Budi Wibowo; Luqman Hafiz

doi:10.58291/komets.v3i1.305

Authors

Budi Wibowo Department of Informatics Engineering, Institut Teknologi Budi Utomo, Jakarta, Indonesia
Luqman Hafiz Department of Informatics Engineering, Institut Teknologi Budi Utomo, Jakarta, Indonesia

Keywords:

Brute force attack, Intrusion Detection System (IDS), Real-time alerts, Automated threat detection

Abstract

In today's digital era, server security is a top priority for many organizations.

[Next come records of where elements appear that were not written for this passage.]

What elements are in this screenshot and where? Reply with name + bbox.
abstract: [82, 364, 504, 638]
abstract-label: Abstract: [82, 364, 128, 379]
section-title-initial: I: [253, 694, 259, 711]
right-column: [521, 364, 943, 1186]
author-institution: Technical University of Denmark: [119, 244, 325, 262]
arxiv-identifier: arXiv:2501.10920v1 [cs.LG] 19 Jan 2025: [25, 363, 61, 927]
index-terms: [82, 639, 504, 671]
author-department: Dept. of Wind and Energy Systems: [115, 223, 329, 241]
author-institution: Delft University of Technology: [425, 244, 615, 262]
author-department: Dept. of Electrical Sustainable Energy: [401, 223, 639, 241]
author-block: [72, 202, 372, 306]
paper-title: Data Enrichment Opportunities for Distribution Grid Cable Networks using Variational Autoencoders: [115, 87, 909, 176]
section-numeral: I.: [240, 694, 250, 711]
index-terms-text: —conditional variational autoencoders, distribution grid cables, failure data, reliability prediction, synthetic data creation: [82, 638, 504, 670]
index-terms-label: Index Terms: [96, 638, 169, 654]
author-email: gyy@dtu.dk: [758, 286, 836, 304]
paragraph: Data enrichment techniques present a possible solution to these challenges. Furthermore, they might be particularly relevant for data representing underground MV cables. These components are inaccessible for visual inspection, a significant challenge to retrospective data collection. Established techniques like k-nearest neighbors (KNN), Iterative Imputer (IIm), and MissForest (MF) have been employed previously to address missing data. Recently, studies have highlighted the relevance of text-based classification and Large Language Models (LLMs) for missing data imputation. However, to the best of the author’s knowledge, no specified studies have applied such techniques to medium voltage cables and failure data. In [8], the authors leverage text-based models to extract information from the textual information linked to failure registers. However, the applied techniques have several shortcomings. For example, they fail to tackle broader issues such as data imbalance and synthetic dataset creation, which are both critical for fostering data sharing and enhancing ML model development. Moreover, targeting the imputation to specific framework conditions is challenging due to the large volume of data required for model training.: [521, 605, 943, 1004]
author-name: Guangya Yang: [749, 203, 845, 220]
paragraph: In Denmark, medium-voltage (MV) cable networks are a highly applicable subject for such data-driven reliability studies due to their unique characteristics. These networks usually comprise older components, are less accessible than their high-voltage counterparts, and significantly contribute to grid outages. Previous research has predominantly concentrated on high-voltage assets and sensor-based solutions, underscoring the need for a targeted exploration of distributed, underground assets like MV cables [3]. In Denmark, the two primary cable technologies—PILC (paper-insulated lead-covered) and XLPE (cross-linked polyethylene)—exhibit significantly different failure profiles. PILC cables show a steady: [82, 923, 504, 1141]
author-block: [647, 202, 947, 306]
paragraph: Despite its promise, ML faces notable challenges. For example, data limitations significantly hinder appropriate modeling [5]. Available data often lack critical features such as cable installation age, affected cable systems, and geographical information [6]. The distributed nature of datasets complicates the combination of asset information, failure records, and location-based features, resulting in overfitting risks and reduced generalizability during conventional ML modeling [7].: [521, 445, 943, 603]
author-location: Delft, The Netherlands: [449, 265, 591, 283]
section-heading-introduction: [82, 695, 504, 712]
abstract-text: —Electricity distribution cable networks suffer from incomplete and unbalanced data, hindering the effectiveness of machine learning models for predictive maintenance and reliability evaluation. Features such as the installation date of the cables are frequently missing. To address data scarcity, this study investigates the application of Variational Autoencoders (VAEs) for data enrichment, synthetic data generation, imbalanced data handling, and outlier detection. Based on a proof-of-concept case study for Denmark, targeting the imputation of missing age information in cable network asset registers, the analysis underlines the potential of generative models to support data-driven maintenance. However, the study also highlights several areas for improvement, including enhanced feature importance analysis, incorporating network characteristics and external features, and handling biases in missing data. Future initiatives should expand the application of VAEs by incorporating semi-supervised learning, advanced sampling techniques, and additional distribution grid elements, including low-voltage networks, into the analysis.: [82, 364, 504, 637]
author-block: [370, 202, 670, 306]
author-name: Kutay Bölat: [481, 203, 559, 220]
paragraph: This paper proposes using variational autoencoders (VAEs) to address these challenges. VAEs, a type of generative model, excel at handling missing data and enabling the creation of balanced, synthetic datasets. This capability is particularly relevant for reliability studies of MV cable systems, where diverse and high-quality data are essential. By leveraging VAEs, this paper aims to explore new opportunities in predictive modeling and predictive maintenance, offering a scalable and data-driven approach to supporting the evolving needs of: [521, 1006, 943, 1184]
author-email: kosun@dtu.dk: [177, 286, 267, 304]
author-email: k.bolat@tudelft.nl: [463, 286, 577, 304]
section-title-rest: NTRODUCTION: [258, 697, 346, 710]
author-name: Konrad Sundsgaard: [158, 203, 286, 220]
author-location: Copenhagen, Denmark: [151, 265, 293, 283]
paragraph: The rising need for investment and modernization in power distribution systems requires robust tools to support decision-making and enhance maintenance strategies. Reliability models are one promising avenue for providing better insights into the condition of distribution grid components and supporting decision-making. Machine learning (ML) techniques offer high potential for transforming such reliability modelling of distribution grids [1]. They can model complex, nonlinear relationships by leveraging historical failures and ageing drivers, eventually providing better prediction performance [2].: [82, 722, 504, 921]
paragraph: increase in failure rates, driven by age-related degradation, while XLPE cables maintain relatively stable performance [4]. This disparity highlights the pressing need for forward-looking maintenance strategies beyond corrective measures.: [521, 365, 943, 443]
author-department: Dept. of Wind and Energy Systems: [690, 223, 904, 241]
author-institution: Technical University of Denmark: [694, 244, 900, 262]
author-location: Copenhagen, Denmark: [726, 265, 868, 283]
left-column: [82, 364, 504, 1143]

Intrusion Detection Systems (IDS) such as Fail2ban, have proven effective in protecting servers from threats by monitoring logs and blocking suspicious IP addresses. This paper discusses the implementation of Fail2ban integrated with Telegram notifications, how it works, testing, and results showing improvements in detecting and responding to attacks. Server ssh brute force attacks pose considerable risks to web servers and have potentially severe consequences. Implementing strong preventive measures, continuous monitoring, and leveraging Telegram notifications for real-time alerts significantly improved the organization’s security posture. These combined efforts ensure robust and responsive detection of brute force attacks. Fail2ban was able to quickly discover the IP address from which the attacker performed the brute force attack and took preventive action by blocking the attacker's Ip for 3 failed login attempts within a specified time limit of 3600 s.